I’ll tell you something else that is slippery: the flow of writing and trying to hold a line of argument when I am thinking about my daughter next to me, and how soon we need to pick up her brother. He vomited in the car this morning (I couldn’t make this up). He’s always had a weak stomach, prone to motion sickness, and is anxious about his sister’s unrelenting seizures. The car will stink after being in the sun all day …
… Nourished together, motherhood and academia open up different and creative ways of thinking about and being within the contemporary university. My line of argument is thus: Motherhood and academia leak into each other in messy ways. Separating and containing the subjectivities of academia and mother is impossible. Maintaining the competing priorities of plural subjectivities requires nourishment as women, mothers and academics. We speak and write of our experiences, share and create spaces and challenge the confines of our universities.
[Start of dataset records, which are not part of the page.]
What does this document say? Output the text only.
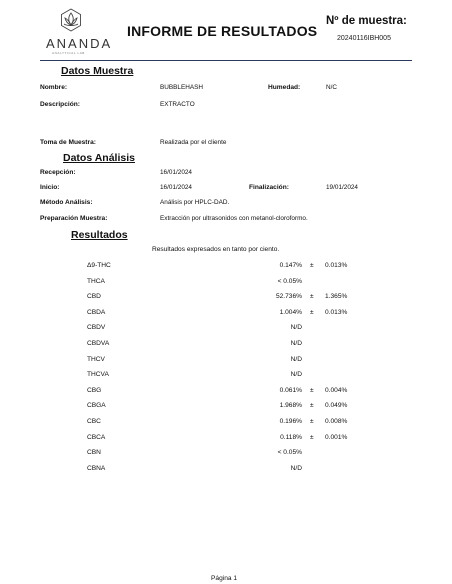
ANANDA
ANALYTICAL LAB
INFORME DE RESULTADOS
Nº de muestra:
20240116IBH005
Datos Muestra
Nombre:	BUBBLEHASH	Humedad:	N/C
Descripción:	EXTRACTO
Toma de Muestra:	Realizada por el cliente
Datos Análisis
Recepción:	16/01/2024
Inicio:	16/01/2024	Finalización:	19/01/2024
Método Análisis:	Análisis por HPLC-DAD.
Preparación Muestra:	Extracción por ultrasonidos con metanol-cloroformo.
Resultados
Resultados expresados en tanto por ciento.
Δ9-THC	0.147% ± 0.013%
THCA	< 0.05%
CBD	52.736% ± 1.365%
CBDA	1.004% ± 0.013%
CBDV	N/D
CBDVA	N/D
THCV	N/D
THCVA	N/D
CBG	0.061% ± 0.004%
CBGA	1.968% ± 0.049%
CBC	0.196% ± 0.008%
CBCA	0.118% ± 0.001%
CBN	< 0.05%
CBNA	N/D
Página 1
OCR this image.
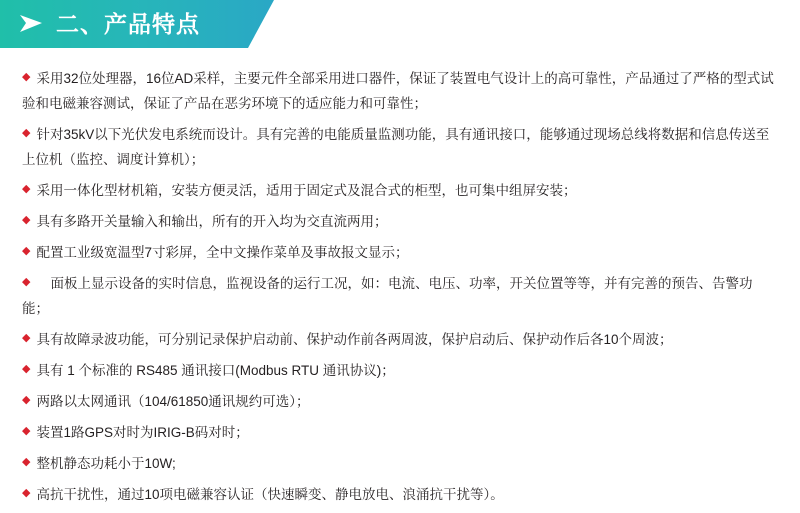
二、产品特点
◆ 采用32位处理器，16位AD采样，主要元件全部采用进口器件，保证了装置电气设计上的高可靠性，产品通过了严格的型式试验和电磁兼容测试，保证了产品在恶劣环境下的适应能力和可靠性；
◆ 针对35kV以下光伏发电系统而设计。具有完善的电能质量监测功能，具有通讯接口，能够通过现场总线将数据和信息传送至上位机（监控、调度计算机）；
◆ 采用一体化型材机箱，安装方便灵活，适用于固定式及混合式的柜型，也可集中组屏安装；
◆ 具有多路开关量输入和输出，所有的开入均为交直流两用；
◆ 配置工业级宽温型7寸彩屏，全中文操作菜单及事故报文显示；
◆ 面板上显示设备的实时信息，监视设备的运行工况，如：电流、电压、功率，开关位置等等，并有完善的预告、告警功能；
◆ 具有故障录波功能，可分别记录保护启动前、保护动作前各两周波，保护启动后、保护动作后各10个周波；
◆ 具有 1 个标准的 RS485 通讯接口(Modbus RTU 通讯协议)；
◆ 两路以太网通讯（104/61850通讯规约可选）；
◆ 装置1路GPS对时为IRIG-B码对时；
◆ 整机静态功耗小于10W;
◆ 高抗干扰性，通过10项电磁兼容认证（快速瞬变、静电放电、浪涌抗干扰等）。
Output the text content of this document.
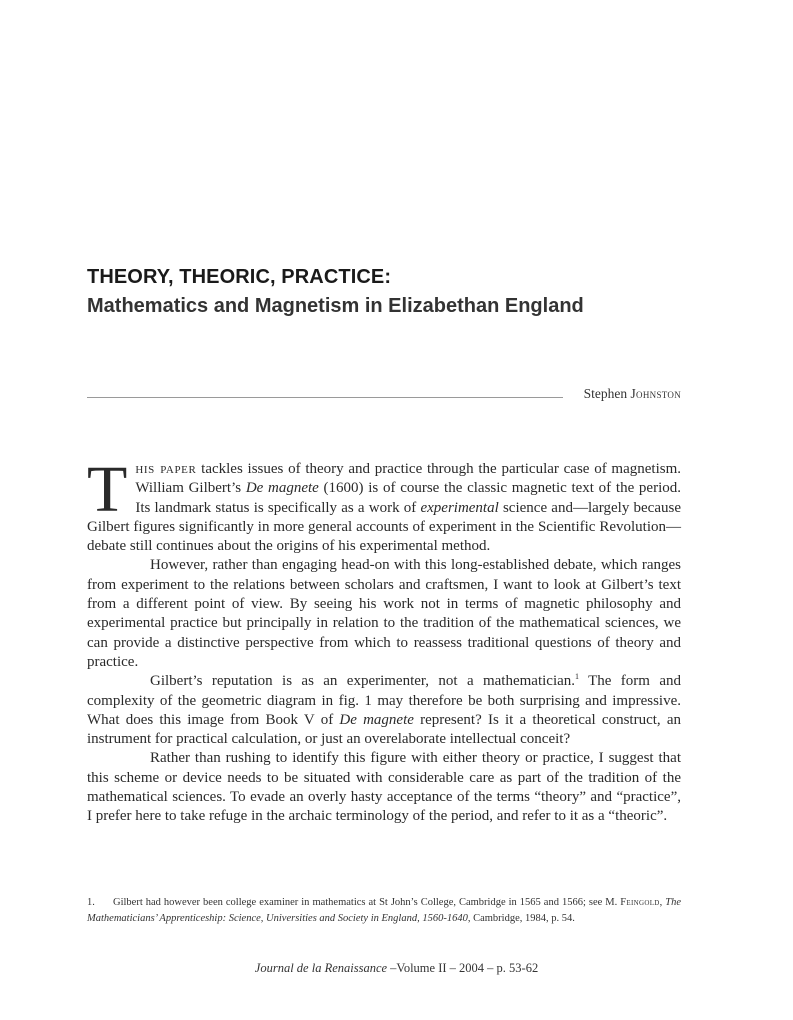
THEORY, THEORIC, PRACTICE:
Mathematics and Magnetism in Elizabethan England
Stephen Johnston

This paper tackles issues of theory and practice through the particular case of magnetism. William Gilbert’s De magnete (1600) is of course the classic magnetic text of the period. Its landmark status is specifically as a work of experimental science and—largely because Gilbert figures significantly in more general accounts of experiment in the Scientific Revolution—debate still continues about the origins of his experimental method.

However, rather than engaging head-on with this long-established debate, which ranges from experiment to the relations between scholars and craftsmen, I want to look at Gilbert’s text from a different point of view. By seeing his work not in terms of magnetic philosophy and experimental practice but principally in relation to the tradition of the mathematical sciences, we can provide a distinctive perspective from which to reassess traditional questions of theory and practice.

Gilbert’s reputation is as an experimenter, not a mathematician.$^1$ The form and complexity of the geometric diagram in fig. 1 may therefore be both surprising and impressive. What does this image from Book V of De magnete represent? Is it a theoretical construct, an instrument for practical calculation, or just an overelaborate intellectual conceit?

Rather than rushing to identify this figure with either theory or practice, I suggest that this scheme or device needs to be situated with considerable care as part of the tradition of the mathematical sciences. To evade an overly hasty acceptance of the terms “theory” and “practice”, I prefer here to take refuge in the archaic terminology of the period, and refer to it as a “theoric”.

1. Gilbert had however been college examiner in mathematics at St John’s College, Cambridge in 1565 and 1566; see M. Feingold, The Mathematicians’ Apprenticeship: Science, Universities and Society in England, 1560-1640, Cambridge, 1984, p. 54.
Journal de la Renaissance –Volume II – 2004 – p. 53-62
In my office, I am writing and mothering simultaneously. Outside the window, the sun is setting red and hazy from hazard reduction burns in the national park to the north. I rouse my daughter from a doze and set towards home. I don’t yet know it, but she is about to have a twelve minute seizure. And I will be thinking of angels, and trying to test the weight and meaning of feminist philosophy under harsh fluorescent hospital lights. I’d love to respond to the reviewer’s request to conclude with my key learnings from exploring the metaphor of mucus in academic motherhood, with what my sticky moments reveal about intersubjectivity and the soul, but I am found wanting. There are no neat endings here.